The distance between charges $$+q$$ and $$-q$$ is $$2l$$ and between $$+2q$$ and $$-2q$$ is $$4l$$. The electrostatic potential at point $$P$$ at a distance $$r$$ from centre $$O$$ is $$-\alpha\frac{ql}{r^2} \times 10^9$$ V, where the value of $$\alpha$$ is. (Use $$\frac{1}{4\pi\varepsilon_0} = 9 \times 10^9$$ N m$$^2$$ C$$^{-2}$$)

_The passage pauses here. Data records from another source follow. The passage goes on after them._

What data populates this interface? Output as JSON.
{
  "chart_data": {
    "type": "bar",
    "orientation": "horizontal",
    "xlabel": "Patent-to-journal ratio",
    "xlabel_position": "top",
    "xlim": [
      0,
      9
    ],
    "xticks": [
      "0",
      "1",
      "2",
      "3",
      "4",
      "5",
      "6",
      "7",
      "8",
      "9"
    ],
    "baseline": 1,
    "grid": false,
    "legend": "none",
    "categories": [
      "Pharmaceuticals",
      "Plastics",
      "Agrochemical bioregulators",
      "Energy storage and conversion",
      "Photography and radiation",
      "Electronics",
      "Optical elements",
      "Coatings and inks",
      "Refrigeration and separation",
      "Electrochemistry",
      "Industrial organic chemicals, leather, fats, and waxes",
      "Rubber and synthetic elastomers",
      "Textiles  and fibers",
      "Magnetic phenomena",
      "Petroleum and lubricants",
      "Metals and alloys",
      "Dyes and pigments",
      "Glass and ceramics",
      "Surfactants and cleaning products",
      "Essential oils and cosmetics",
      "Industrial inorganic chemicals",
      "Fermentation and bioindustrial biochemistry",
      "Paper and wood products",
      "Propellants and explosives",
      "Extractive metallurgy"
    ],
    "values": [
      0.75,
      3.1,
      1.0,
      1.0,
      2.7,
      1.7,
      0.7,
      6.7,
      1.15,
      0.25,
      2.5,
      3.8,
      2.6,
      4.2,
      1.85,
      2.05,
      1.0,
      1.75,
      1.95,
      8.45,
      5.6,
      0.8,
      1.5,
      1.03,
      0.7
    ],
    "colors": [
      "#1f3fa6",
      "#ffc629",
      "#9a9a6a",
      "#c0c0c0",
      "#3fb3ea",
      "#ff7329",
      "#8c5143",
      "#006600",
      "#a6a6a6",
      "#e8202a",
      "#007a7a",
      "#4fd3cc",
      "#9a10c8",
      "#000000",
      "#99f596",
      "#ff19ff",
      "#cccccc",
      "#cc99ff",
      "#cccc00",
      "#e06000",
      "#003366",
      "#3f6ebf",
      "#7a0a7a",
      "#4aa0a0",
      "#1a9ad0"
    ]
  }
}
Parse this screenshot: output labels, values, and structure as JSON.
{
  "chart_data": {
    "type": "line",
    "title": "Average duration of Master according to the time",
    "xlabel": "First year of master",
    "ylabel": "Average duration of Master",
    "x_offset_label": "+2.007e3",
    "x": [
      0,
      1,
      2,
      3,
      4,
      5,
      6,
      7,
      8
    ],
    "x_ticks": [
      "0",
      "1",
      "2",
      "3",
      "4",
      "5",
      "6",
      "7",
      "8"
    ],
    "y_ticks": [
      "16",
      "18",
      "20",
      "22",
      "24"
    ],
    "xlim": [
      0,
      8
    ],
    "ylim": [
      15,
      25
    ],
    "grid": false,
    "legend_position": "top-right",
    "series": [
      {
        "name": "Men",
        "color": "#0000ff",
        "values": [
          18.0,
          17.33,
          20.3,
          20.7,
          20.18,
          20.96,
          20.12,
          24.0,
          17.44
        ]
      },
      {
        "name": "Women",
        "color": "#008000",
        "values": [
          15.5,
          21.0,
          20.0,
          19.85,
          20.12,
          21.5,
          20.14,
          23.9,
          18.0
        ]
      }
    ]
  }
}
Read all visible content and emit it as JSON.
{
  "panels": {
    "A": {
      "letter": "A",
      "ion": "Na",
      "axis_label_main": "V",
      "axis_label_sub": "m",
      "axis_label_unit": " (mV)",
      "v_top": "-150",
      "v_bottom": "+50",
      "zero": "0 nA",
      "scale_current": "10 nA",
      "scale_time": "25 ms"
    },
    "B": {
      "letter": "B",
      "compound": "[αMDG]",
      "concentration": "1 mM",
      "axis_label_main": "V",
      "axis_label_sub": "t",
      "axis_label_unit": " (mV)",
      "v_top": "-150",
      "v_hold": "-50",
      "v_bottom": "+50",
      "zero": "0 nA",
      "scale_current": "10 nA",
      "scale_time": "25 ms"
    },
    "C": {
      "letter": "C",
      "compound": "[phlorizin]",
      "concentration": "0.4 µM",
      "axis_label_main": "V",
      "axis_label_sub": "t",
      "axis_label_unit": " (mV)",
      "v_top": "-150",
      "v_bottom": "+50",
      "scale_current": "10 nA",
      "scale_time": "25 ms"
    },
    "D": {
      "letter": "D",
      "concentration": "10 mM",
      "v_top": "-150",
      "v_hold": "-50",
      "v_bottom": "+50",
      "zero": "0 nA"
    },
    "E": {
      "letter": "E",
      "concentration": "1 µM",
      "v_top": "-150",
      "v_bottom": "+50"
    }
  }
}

step 1: positions of charges

On the x-axis:

• +2q at −2l
• −q at −l
• +q at +l
• −2q at +2l

step 2: net charge

$$2q-q+q-2q=0$$

So monopole term = 0

step 3: dipole moment

Take dipole moment about O:

$$p=\sum_{ }^{ }q_ix_i$$

$$=(2q)(-2l)+(-q)(-l)+(q)(l)+(-2q)(2l)$$

So,

$$p=-6ql$$

(direction along negative x-axis)

step 4: potential at point P

For dipole:

$$V=\frac{1}{4\pi\epsilon_0}\frac{p\cos\theta}{r^2}$$

Here $$\theta=60^{\circ}$$

$$\cos60^{\circ}=\frac{1}{2}$$

$$V=9\times10^9\cdot\frac{-6ql\cdot(1/2)}{r^2}$$

$$=9\times10^9\cdot\frac{-3ql}{r^2}$$